# Computer Upgrades



## wwe9112 (May 31, 2009)

I have a Acer Aspire M3470g, all stock and I have been wanting to start to upgrade the computer and make it my own. I have 4 gigs of ram and thought about upgrading to 16 gigs (cheapest upgrade I would assume) but i was looking at the Crucial management thing and seen that it only will accept 8 gigs? Why is that if the system is 64 bit. I then thought about a combo of a new CPU and obviously PSU however I am unsure what would be the best upgrade that a budget could give me lol. I'm not a gamer really outside maybe Civilization two or three nights a year so I'm not really worried about a new graphics card. I know SSD's are available and are coming down in price; I thought about one of those when I get my income taxes back. So does anyone have any tips?

Thanks. 

This is cross posted to help me learn more and gain more information. This sub-forum was the closest I could find for a semi-multidimensional question. Thank you.


----------



## Masterchiefxx17 (Feb 27, 2010)

A CPU upgrade would be pointless on an OEM system. As any new processor would require a new motherboard.

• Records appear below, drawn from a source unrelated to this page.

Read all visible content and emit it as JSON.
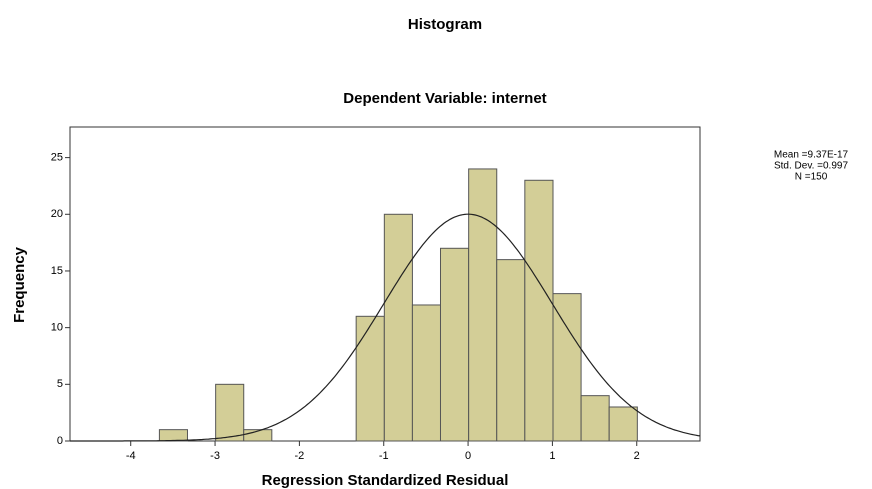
{
  "chart_data": {
    "type": "histogram",
    "title": "Histogram",
    "subtitle": "Dependent Variable: internet",
    "x_label": "Regression Standardized Residual",
    "y_label": "Frequency",
    "bins": [
      -3.66,
      -3.327,
      -2.993,
      -2.66,
      -2.327,
      -1.993,
      -1.66,
      -1.327,
      -0.993,
      -0.66,
      -0.327,
      0.007,
      0.34,
      0.673,
      1.007,
      1.34,
      1.673,
      2.007
    ],
    "values": [
      1,
      0,
      5,
      1,
      0,
      0,
      0,
      11,
      20,
      12,
      17,
      24,
      16,
      23,
      13,
      4,
      3
    ],
    "color": "#d3ce97",
    "xlim": [
      -4.72,
      2.75
    ],
    "xticks": [
      -4,
      -3,
      -2,
      -1,
      0,
      1,
      2
    ],
    "ylim": [
      0,
      27.7
    ],
    "yticks": [
      0,
      5,
      10,
      15,
      20,
      25
    ],
    "grid": false,
    "stats": [
      {
        "value": 9.37e-17,
        "label": "Mean =9.37E-17"
      },
      {
        "value": 0.997,
        "label": "Std. Dev. =0.997"
      },
      {
        "value": 150,
        "label": "N =150"
      }
    ]
  }
}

Your PC can run up to 16GB of memory. Crucial sells them in 4GB sticks to reach 8GB. You could go for a new kit to get to 8GB.

As for the SSD, I'm not sure how much you really wish to spend on this OEM system.


----------



## DBCooper (Jun 11, 2010)

Hi wwe9112,

You said that you would like to upgrade your computer to 16GB of memory. My question is, do you really need 16GB of memory? If you don't mind me asking, what do you do with your computer? Do you just surf the web? Do you play games?

If just surfing the web, checking e-mail, facebook, watching movies and listening to music, then 4GB is more than enough.


----------



## wwe9112 (May 31, 2009)

I'm a software engineer major. I typically have many applications open at the same time. My memory usage is generally between 60-80% at 4 gigs unfortunately. 

So, perhaps I should just build my own system? I'm just not looking forward to spending 500+ dollars when tuition is through the roof, classes cost out the butt lol.


----------



## wwe9112 (May 31, 2009)

I may go ahead and try to make my own system. I came out with this custom build to start; then upgrade as time goes on. I'm not a hardware kind-of-guy. So do you think you could tell me if it would work; give recommendations, maybe tips, and if it will work? Perhaps there is better options than what I have found, or cheaper but better components. I'm not buying an OS, I'll use my version of Windows I got from Dreamspark through the school. Same with my burners and such which is why I didn't "get" them yet. I haven't bought anything yet, still seeing what you guys say lol. 

DIYPC Gamemax-W White Dual USB 3.0 ATX Mid Tower Gaming Computer Case with Build-in 5 x Blue Fans (2 x 120mm LED Fan x Top, 2 x 120mm LED Fan x Front, 1 x 120mm LED Fan x rear), Water Cooling Ready
http://www.newegg.com/Product/Produc...82E16811353059


ASUS M5A97 AM3+ AMD 970 SATA 6Gb/s USB 3.0 ATX AMD Motherboard with UEFI BIOS
http://www.newegg.com/Product/Produc...2E16813131767R

CORSAIR HX series HX650 650W ATX12V v2.2 / EPS12V 2.91 SLI Ready 80 PLUS GOLD Certified Modular Active PFC Power Supply
http://www.newegg.com/Product/Produc...82E16817139012

G.SKILL Sniper Series 8GB (2 x 4GB) 240-Pin DDR3 SDRAM DDR3 2133 (PC3 17000) Desktop Memory Model F3-17000CL11D-8GBSR
http://www.newegg.com/Product/Produc...82E16820231519

AMD FX-6300 Vishera 6-Core 3.5GHz (4.1GHz Turbo) Socket AM3+ 95W Desktop Processor FD6300WMHKBOX
http://www.newegg.com/Product/Produc...82E16819113286


----------



## Wrench97 (May 10, 2008)

Are you planing on using a video card in the future?
If not then you can go with a much smaller PSU and possibly a Matx motherboard and smaller case.


----------



## Masterchiefxx17 (Feb 27, 2010)

If you want to build your own system, then I would highly recommend following our guide here:

http://www.techsupportforum.com/forums/f255/tsf-hardware-teams-recommended-builds-2014-a-668661.html

---

About your build:

Change the PSU to a better brand. Either XFX or Seasonic will do. Like Wrench said, if you're not getting a GPU then I'd stick with a 550W.

Change the memory speed to 1866MHz if you're going for an AMD build. Don't go over 1866MHz though.


----------